As praias lotadas são, a meu ver, um exemplo da desobediência, de ações livres e descentralizadas. Portanto, louváveis expressões de desobediência contra aqueles que querem pôr fim à liberdade e à individualidade.
Portanto, para os tecnocratas (assim como para os socialistas) a liberdade é o grande problema.
Mas eis que agora está avançando outra ideia perniciosa muito cara aos tecnocratas: o transhumanismo, isto é, a fusão de mentes individuais biológicas com a inteligência artificial.
Talvez não por acaso um dos atuais maiores investidores na área do transhumanismo seja Elon Musk, neto de Joshua Haldeman, um dos diretores da já citada ‘Technocracy Inc’.
Elon Musk e sua Neuralink já estão em fase de testes (por enquanto em animais) de um chip (com conectividade bluetooth e WiFi) do tamanho de uma moeda para implantação no cérebro.
Será o anúncio do fim de nossa individualidade (e, consequentemente, liberdade)?
Se a resposta a essa questão for “sim”, então os tecnocratas terão, enfim, a realização de seu sonho: uma sociedade de autômatos.
Logo, sem resistência e totalmente administrada por uma elite de “reis filósofos”, de ungidos planificadores para os quais seremos meras peças em um complexo sistema social.

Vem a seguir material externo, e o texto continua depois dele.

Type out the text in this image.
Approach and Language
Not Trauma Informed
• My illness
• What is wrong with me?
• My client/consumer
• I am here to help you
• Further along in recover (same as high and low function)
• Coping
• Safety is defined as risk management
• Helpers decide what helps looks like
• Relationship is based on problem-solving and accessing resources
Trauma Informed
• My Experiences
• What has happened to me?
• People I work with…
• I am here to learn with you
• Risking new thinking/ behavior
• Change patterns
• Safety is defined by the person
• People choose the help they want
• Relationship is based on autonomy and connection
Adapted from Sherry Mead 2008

Peças que, quando já não se “encaixarem”, poderão ser simplesmente descartadas. Já não seremos indivíduos. Tampouco livres.
Em verdade, tampouco seremos humanos, pois individualidade e liberdade são precisamente a essência daquilo que nos torna humanos.

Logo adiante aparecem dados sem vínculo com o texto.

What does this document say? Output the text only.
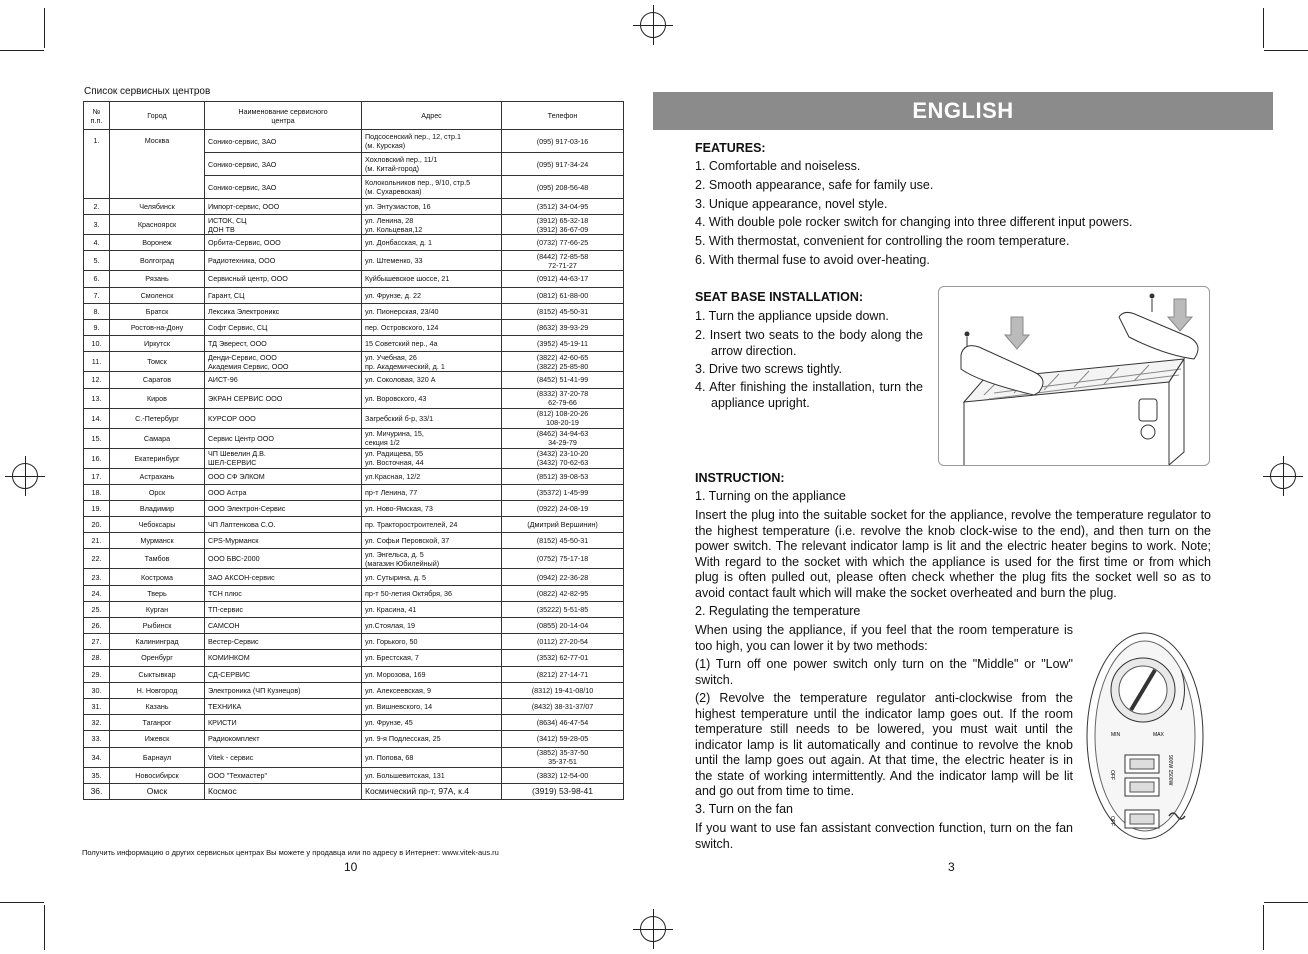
Список сервисных центров
№
п.п.	Город	Наименование сервисного
центра	Адрес	Телефон
1.	Москва	Сонико-сервис, ЗАО	Подсосенский пер., 12, стр.1
(м. Курская)	(095) 917-03-16
		Сонико-сервис, ЗАО	Хохловский пер., 11/1
(м. Китай-город)	(095) 917-34-24
		Сонико-сервис, ЗАО	Колокольников пер., 9/10, стр.5
(м. Сухаревская)	(095) 208-56-48
2.	Челябинск	Импорт-сервис, ООО	ул. Энтузиастов, 16	(3512) 34-04-95
3.	Красноярск	ИСТОК, СЦ
ДОН ТВ	ул. Ленина, 28
ул. Кольцевая,12	(3912) 65-32-18
(3912) 36-67-09
4.	Воронеж	Орбита-Сервис, ООО	ул. Донбасская, д. 1	(0732) 77-66-25
5.	Волгоград	Радиотехника, ООО	ул. Штеменко, 33	(8442) 72-85-58
72-71-27
6.	Рязань	Сервисный центр, ООО	Куйбышевское шоссе, 21	(0912) 44-63-17
7.	Смоленск	Гарант, СЦ	ул. Фрунзе, д. 22	(0812) 61-88-00
8.	Братск	Лексика Электроникс	ул. Пионерская, 23/40	(8152) 45-50-31
9.	Ростов-на-Дону	Софт Сервис, СЦ	пер. Островского, 124	(8632) 39-93-29
10.	Иркутск	ТД Эверест, ООО	15 Советский пер., 4а	(3952) 45-19-11
11.	Томск	Денди-Сервис, ООО
Академия Сервис, ООО	ул. Учебная, 26
пр. Академический, д. 1	(3822) 42-60-65
(3822) 25-85-80
12.	Саратов	АИСТ-96	ул. Соколовая, 320 А	(8452) 51-41-99
13.	Киров	ЭКРАН СЕРВИС ООО	ул. Воровского, 43	(8332) 37-20-78
62-79-66
14.	С.-Петербург	КУРСОР ООО	Загребский б-р, 33/1	(812) 108-20-26
108-20-19
15.	Самара	Сервис Центр ООО	ул. Мичурина, 15,
секция 1/2	(8462) 34-94-63
34-29-79
16.	Екатеринбург	ЧП Шевелин Д.В.
ШЕЛ-СЕРВИС	ул. Радищева, 55
ул. Восточная, 44	(3432) 23-10-20
(3432) 70-62-63
17.	Астрахань	ООО СФ ЭЛКОМ	ул.Красная, 12/2	(8512) 39-08-53
18.	Орск	ООО Астра	пр-т Ленина, 77	(35372) 1-45-99
19.	Владимир	ООО Электрон-Сервис	ул. Ново-Ямская, 73	(0922) 24-08-19
20.	Чебоксары	ЧП Лаптенкова С.О.	пр. Тракторостроителей, 24	(Дмитрий Вершинин)
21.	Мурманск	CPS-Мурманск	ул. Софьи Перовской, 37	(8152) 45-50-31
22.	Тамбов	ООО БВС-2000	ул. Энгельса, д. 5
(магазин Юбилейный)	(0752) 75-17-18
23.	Кострома	ЗАО АКСОН-сервис	ул. Сутырина, д. 5	(0942) 22-36-28
24.	Тверь	ТСН плюс	пр-т 50-летия Октября, 36	(0822) 42-82-95
25.	Курган	ТП-сервис	ул. Красина, 41	(35222) 5-51-85
26.	Рыбинск	САМСОН	ул.Стоялая, 19	(0855) 20-14-04
27.	Калининград	Вестер-Сервис	ул. Горького, 50	(0112) 27-20-54
28.	Оренбург	КОМИНКОМ	ул. Брестская, 7	(3532) 62-77-01
29.	Сыктывкар	СД-СЕРВИС	ул. Морозова, 169	(8212) 27-14-71
30.	Н. Новгород	Электроника (ЧП Кузнецов)	ул. Алексеевская, 9	(8312) 19-41-08/10
31.	Казань	ТЕХНИКА	ул. Вишневского, 14	(8432) 38-31-37/07
32.	Таганрог	КРИСТИ	ул. Фрунзе, 45	(8634) 46-47-54
33.	Ижевск	Радиокомплект	ул. 9-я Подлесская, 25	(3412) 59-28-05
34.	Барнаул	Vitek - сервис	ул. Попова, 68	(3852) 35-37-50
35-37-51
35.	Новосибирск	ООО "Техмастер"	ул. Большевитская, 131	(3832) 12-54-00
36.	Омск	Космос	Космический пр-т, 97А, к.4	(3919) 53-98-41
Получить информацию о других сервисных центрах Вы можете у продавца или по адресу в Интернет: www.vitek-aus.ru
10
ENGLISH
FEATURES:
1. Comfortable and noiseless.
2. Smooth appearance, safe for family use.
3. Unique appearance, novel style.
4. With double pole rocker switch for changing into three different input powers.
5. With thermostat, convenient for controlling the room temperature.
6. With thermal fuse to avoid over-heating.
SEAT BASE INSTALLATION:
1. Turn the appliance upside down.
2. Insert two seats to the body along the arrow direction.
3. Drive two screws tightly.
4. After finishing the installation, turn the appliance upright.
INSTRUCTION:
1. Turning on the appliance
Insert the plug into the suitable socket for the appliance, revolve the temperature regulator to the highest temperature (i.e. revolve the knob clock-wise to the end), and then turn on the power switch. The relevant indicator lamp is lit and the electric heater begins to work. Note; With regard to the socket with which the appliance is used for the first time or from which plug is often pulled out, please often check whether the plug fits the socket well so as to avoid contact fault which will make the socket overheated and burn the plug.
2. Regulating the temperature
When using the appliance, if you feel that the room temperature is too high, you can lower it by two methods:
(1) Turn off one power switch only turn on the "Middle" or "Low" switch.
(2) Revolve the temperature regulator anti-clockwise from the highest temperature until the indicator lamp goes out. If the room temperature still needs to be lowered, you must wait until the indicator lamp is lit automatically and continue to revolve the knob until the lamp goes out again. At that time, the electric heater is in the state of working intermittently. And the indicator lamp will be lit and go out from time to time.
3. Turn on the fan
If you want to use fan assistant convection function, turn on the fan switch.
MIN	MAX
OFF
OFF
900W 1500W
3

Por Carlos Adriano Ferraz (Graduado em Filosofia pela Universidade Federal de Pelotas (UFPEL), Mestre em Filosofia pela Universidade Federal de Santa Maria (UFSM), doutor em Filosofia pela Pontifícia Universidade Católica do Rio Grande do Sul (PUCRS), com estágio doutoral na State University of New York (SUNY). Foi Professor Visitante na Universidade Harvard (2010). É professor da Universidade Federal de Pelotas (UFPEL), bem como membro do Docentes pela Liberdade (DPL) nacional e diretor do DPL/RS.)